Na noite desta segunda-feira, 14 de maio, o ex-secretário municipal de Saúde de São Paulo e ex-CEO do Hospital Sírio Libanês, Gonzalo Vecina Neto, ministrou a palestra de abertura da 1ª Semana Temática da Administração em Saúde, realizada na sede do Conselho Regional de Administração de São Paulo – CRA-SP, para um público estimado em cerca de 150 pessoas.
Sob o título A saúde pública e privada no Brasil e o papel dos profissionais da Administração, a apresentação levantou questionamentos quanto ao futuro da gestão da saúde no país, nos quais Vecina trafegou de forma contundente, sem deixar de lado o contexto histórico do setor, a transformação das cidades com o movimento de migração e de apontar os responsáveis pela atual simbiose entre saúde e gestão. “O mundo da gestão ganhou complexidade e poder econômico em todos os setores nas últimas décadas e essa transformação levou profissionais de outras áreas, que não a da saúde, para os cargos de liderança de grandes hospitais dessa cidade”, contou.

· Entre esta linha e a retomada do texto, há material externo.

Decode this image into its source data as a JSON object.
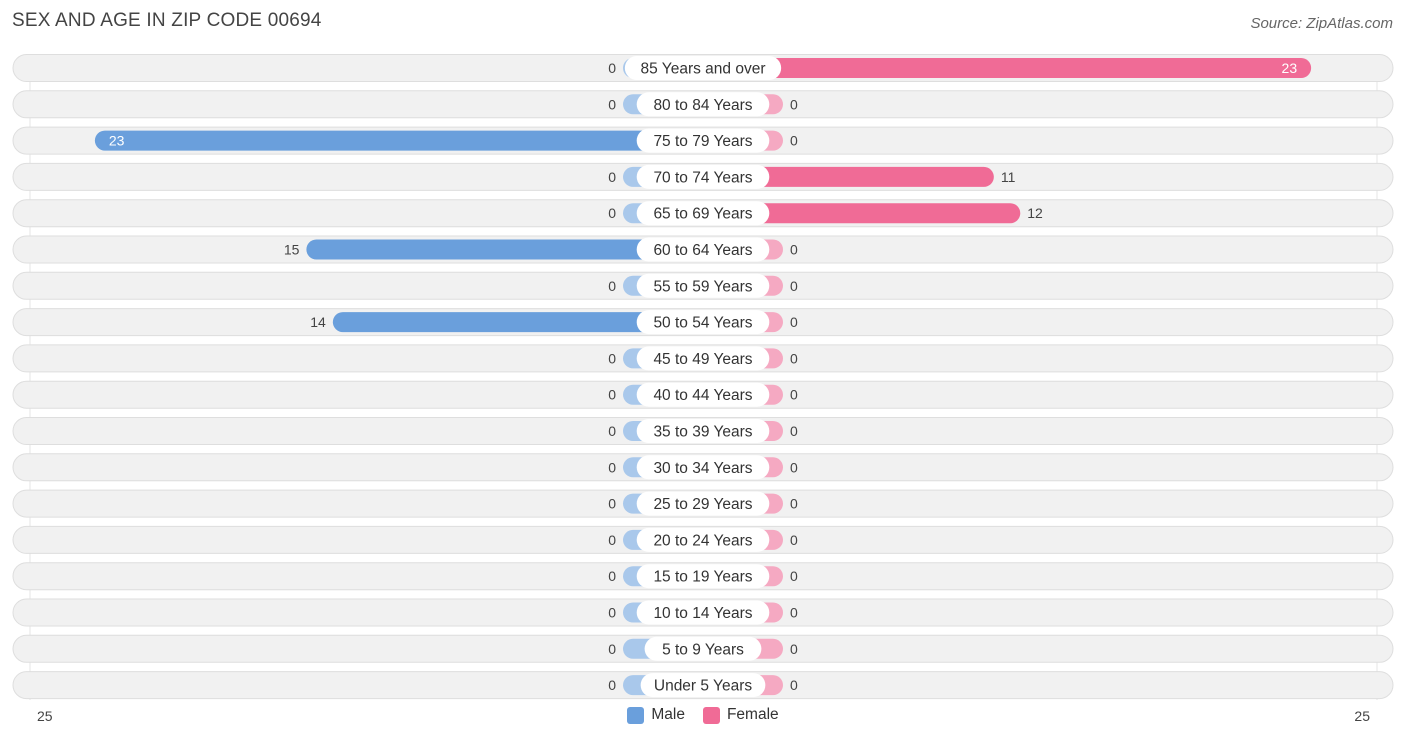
{
  "title": "SEX AND AGE IN ZIP CODE 00694",
  "source": "Source: ZipAtlas.com",
  "colors": {
    "male": "#6a9fdc",
    "male_light": "#a9c8eb",
    "female": "#f06b96",
    "female_light": "#f5a9c2"
  },
  "legend": {
    "male": "Male",
    "female": "Female"
  },
  "axis": {
    "left_tick": "25",
    "right_tick": "25"
  },
  "chart_data": {
    "type": "bar",
    "orientation": "horizontal-diverging",
    "title": "SEX AND AGE IN ZIP CODE 00694",
    "categories": [
      "85 Years and over",
      "80 to 84 Years",
      "75 to 79 Years",
      "70 to 74 Years",
      "65 to 69 Years",
      "60 to 64 Years",
      "55 to 59 Years",
      "50 to 54 Years",
      "45 to 49 Years",
      "40 to 44 Years",
      "35 to 39 Years",
      "30 to 34 Years",
      "25 to 29 Years",
      "20 to 24 Years",
      "15 to 19 Years",
      "10 to 14 Years",
      "5 to 9 Years",
      "Under 5 Years"
    ],
    "series": [
      {
        "name": "Male",
        "values": [
          0,
          0,
          23,
          0,
          0,
          15,
          0,
          14,
          0,
          0,
          0,
          0,
          0,
          0,
          0,
          0,
          0,
          0
        ]
      },
      {
        "name": "Female",
        "values": [
          23,
          0,
          0,
          11,
          12,
          0,
          0,
          0,
          0,
          0,
          0,
          0,
          0,
          0,
          0,
          0,
          0,
          0
        ]
      }
    ],
    "xlim": [
      -25,
      25
    ],
    "legend_position": "bottom-center"
  }
}
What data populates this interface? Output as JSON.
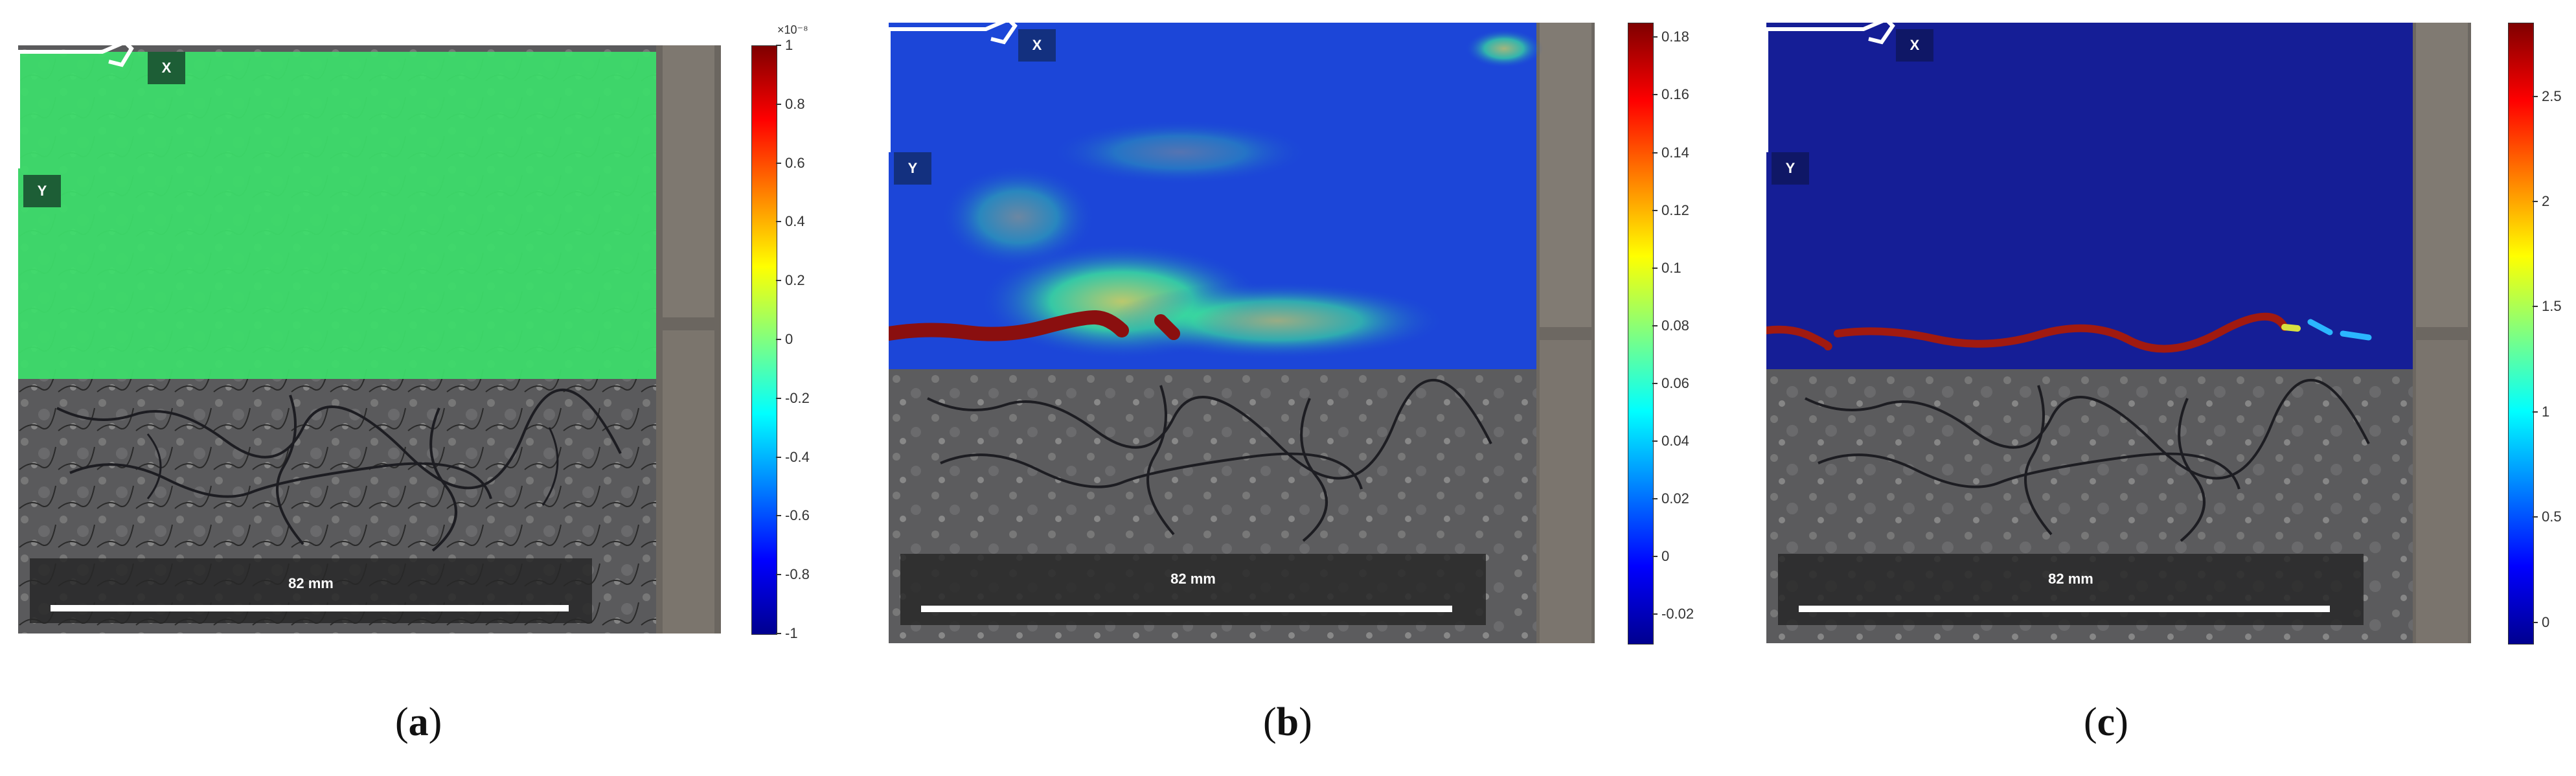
{
  "panels": [
    {
      "caption_letter": "a",
      "axis_x": "X",
      "axis_y": "Y",
      "scale_text": "82 mm",
      "strain_field_color": "#3ddc6a",
      "colorbar": {
        "exponent_label": "×10⁻⁸",
        "ticks": [
          "1",
          "0.8",
          "0.6",
          "0.4",
          "0.2",
          "0",
          "-0.2",
          "-0.4",
          "-0.6",
          "-0.8",
          "-1"
        ],
        "range": [
          -1,
          1
        ]
      }
    },
    {
      "caption_letter": "b",
      "axis_x": "X",
      "axis_y": "Y",
      "scale_text": "82 mm",
      "strain_field_color": "#1c46d8",
      "colorbar": {
        "ticks": [
          "0.18",
          "0.16",
          "0.14",
          "0.12",
          "0.1",
          "0.08",
          "0.06",
          "0.04",
          "0.02",
          "0",
          "-0.02"
        ],
        "range": [
          -0.03,
          0.185
        ]
      }
    },
    {
      "caption_letter": "c",
      "axis_x": "X",
      "axis_y": "Y",
      "scale_text": "82 mm",
      "strain_field_color": "#151e96",
      "colorbar": {
        "ticks": [
          "2.5",
          "2",
          "1.5",
          "1",
          "0.5",
          "0"
        ],
        "range": [
          -0.1,
          2.85
        ]
      }
    }
  ],
  "colormap": "jet"
}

Vecina também foi enfático ao afirmar que é errada a ideia de que tudo o que é estatal é público e que tudo que é particular é privado. “Existe uma lógica econômica dentro do setor de saúde e fazemos muita confusão quando falamos em estatal e privado. O particular é o que é meu, mas uma organização privada é pública, pois ela serve à sociedade e se não houver um mercado competitivo e regulado, ela pode sofrer intervenção do Estado. Na administração estatal, o Estado utiliza o dinheiro das pessoas e, fazendo isso, tem que dar condições de igualdade”, explicou.

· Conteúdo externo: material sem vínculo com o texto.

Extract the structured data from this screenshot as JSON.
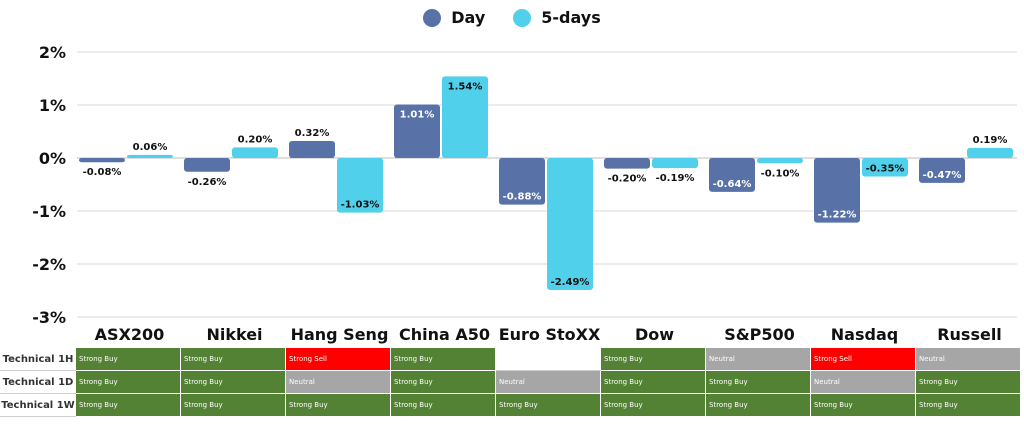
{
  "legend": [
    {
      "label": "Day",
      "color": "#5872a8"
    },
    {
      "label": "5-days",
      "color": "#50d0ea"
    }
  ],
  "chart_data": {
    "type": "bar",
    "categories": [
      "ASX200",
      "Nikkei",
      "Hang Seng",
      "China A50",
      "Euro StoXX",
      "Dow",
      "S&P500",
      "Nasdaq",
      "Russell"
    ],
    "series": [
      {
        "name": "Day",
        "color": "#5872a8",
        "values": [
          -0.08,
          -0.26,
          0.32,
          1.01,
          -0.88,
          -0.2,
          -0.64,
          -1.22,
          -0.47
        ],
        "labels": [
          "-0.08%",
          "-0.26%",
          "0.32%",
          "1.01%",
          "-0.88%",
          "-0.20%",
          "-0.64%",
          "-1.22%",
          "-0.47%"
        ]
      },
      {
        "name": "5-days",
        "color": "#50d0ea",
        "values": [
          0.06,
          0.2,
          -1.03,
          1.54,
          -2.49,
          -0.19,
          -0.1,
          -0.35,
          0.19
        ],
        "labels": [
          "0.06%",
          "0.20%",
          "-1.03%",
          "1.54%",
          "-2.49%",
          "-0.19%",
          "-0.10%",
          "-0.35%",
          "0.19%"
        ]
      }
    ],
    "yticks": [
      2,
      1,
      0,
      -1,
      -2,
      -3
    ],
    "ytick_labels": [
      "2%",
      "1%",
      "0%",
      "-1%",
      "-2%",
      "-3%"
    ],
    "ylim": [
      -3,
      2
    ],
    "grid": true,
    "legend_position": "top-center"
  },
  "technical": {
    "rows": [
      {
        "label": "Technical 1H",
        "cells": [
          "Strong Buy",
          "Strong Buy",
          "Strong Sell",
          "Strong Buy",
          "",
          "Strong Buy",
          "Neutral",
          "Strong Sell",
          "Neutral"
        ]
      },
      {
        "label": "Technical 1D",
        "cells": [
          "Strong Buy",
          "Strong Buy",
          "Neutral",
          "Strong Buy",
          "Neutral",
          "Strong Buy",
          "Strong Buy",
          "Neutral",
          "Strong Buy"
        ]
      },
      {
        "label": "Technical 1W",
        "cells": [
          "Strong Buy",
          "Strong Buy",
          "Strong Buy",
          "Strong Buy",
          "Strong Buy",
          "Strong Buy",
          "Strong Buy",
          "Strong Buy",
          "Strong Buy"
        ]
      }
    ],
    "colors": {
      "Strong Buy": "#548235",
      "Strong Sell": "#ff0000",
      "Neutral": "#a6a6a6",
      "": "#ffffff"
    }
  }
}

De forma bastante direta, Vecina alertou que o importante na gestão da saúde é fornecer os resultados que a sociedade necessita e que, para isso, é preciso melhorar a gestão, alterar o modelo de “cuidado de atenção”, uma vez que as AMAs – Assistências Médicas Ambulatoriais – segundo ele, não suprem à demanda médica na cidade de São Paulo. Outro ponto que, de acordo com o ex-secretário, necessita de atenção, é a questão da unificação da tecnologia, para a administração da saúde. “Existe o sistema de absorção de tecnologia para pobres, que é o CONITEC (Comissão Nacional de Incorporação de Tecnologias no SUS) e o sistema de absorção de tecnologia para ricos, chamado TUSS (Terminologia Unificada da Saúde Suplementar). Em cada um desses modelos, os remédios oferecidos são diferentes. É preciso ter um único sistema de absorção de tecnologia no Brasil, que sirva para os dois e que o governo seja capaz de custear”, alertou.
Para finalizar, Vecina listou cinco características tidas com importantes para o gestor de saúde: capacidade de saber onde está; capacidade de liderar e respeitar as pessoas; criatividade e inovação e compromisso social. E pediu: “Estamos no limite de nossas capacidades de financiamento e funções sociais. Precisamos destravar o país. E não há jeito de construir uma democracia sem ser pelo voto ou de governar uma sociedade moderna sem democracia. Não podemos deixar de participar do movimento de construção desse país”.